Dat de Japanners een ultrakrachtige Yaris voor ogen hadden is al even geen geheim meer, maar het exacte beschikbare vermogen werd pas vandaag meegedeeld. Zo leren we dat er maximaal 420pk op de wielen wordt losgelaten, waarvan 300pk uit een door Toyota Motorsport ontwikkelde 1,6l turbomotor gepuurd om de voorwielen van kracht te voorzien, en 120 paarden - door twee elektromotoren opgewekt - om de achterwielen aan te drijven. De gebruikte elektrocentrales zijn gelijk aan die uit de doordeweekse hybrideversie, fungeren als generator tijdens het remmen en geven de benzinemotor extra kracht bij het accelereren.
Net zoals bij de TS030 Le Mans racewagen wordt de remenergie opgeslagen in een super condensator. In vergelijking met een standaard NiMh hybride batterij, kent die een hogere energiedensiteit en snellere op- en ontladingstijden. Bij normaal gebruik geeft de super condensator de gewonnen remenergie af gedurende maximaal 10 seconden per laadbeurt en wordt de kracht van beide elektrische motoren tot 40pk herleid. Pas in circuitmodus kan je rekenen op een gecombineerd vermogen van 120pk gedurende ongeveer 5 seconden per laadbeurt.

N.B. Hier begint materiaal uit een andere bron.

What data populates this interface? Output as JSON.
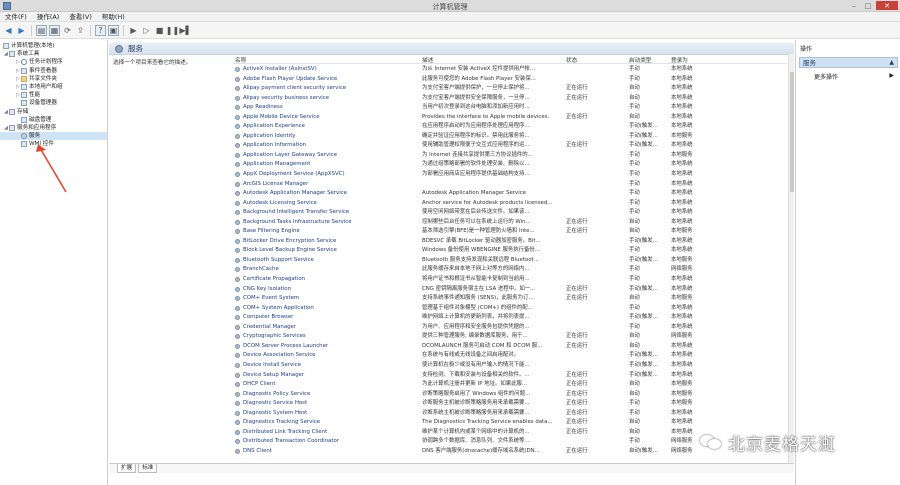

En dan is er nog een derde elektromotor, ook weer 60pk sterk, die tussen de benzinemotor en de sequentiële overbrenging met 6 versnellingen gemonteerd is en als generator moet dienen in twee verschillende gevallen: tijdens het afremmen om de super condensator te laden en tijdens het optrekken om de elektromotoren achteraan onmiddellijk van kracht te voorzien. Dat gebeurt overigens enkel wanneer het vermogen en de trekkracht van de benzinemotor het grippotentieel van de voorwielen overtreft. De generator vervult dan de rol van een tractiecontrolesysteem dat het overtollige koppel onder de vorm van elektrische energie naar de achterwielen stuurt. Het komt enerzijds de prestaties op de baan ten goede, en zorgt er anderzijds voor dat de motorkracht niet hoeft te worden getemperd.
De elektrische motoren achteraan - één per wiel - hebben ook als taak het rijgedrag van deze snelle Yaris in de positieve zin te beïnvloeden tijdens het bochtenwerk. Zo kan de trekkracht van het linkse en rechtse wiel worden bijgestuurd indien nodig. In functie van de straal van de bocht kan het systeem meer koppel sturen naar het buitenste achterwiel (middelmatige bocht), het wiel afremmen (snelle bocht) of er één afremmen en één versnellen (trage bocht) om een giereffect te creëren voor een betere lijn, een kortere stuurslag en een vermindering van het onderstuur. Over prestatiecijfers wordt vooralsnog met geen woord gerept.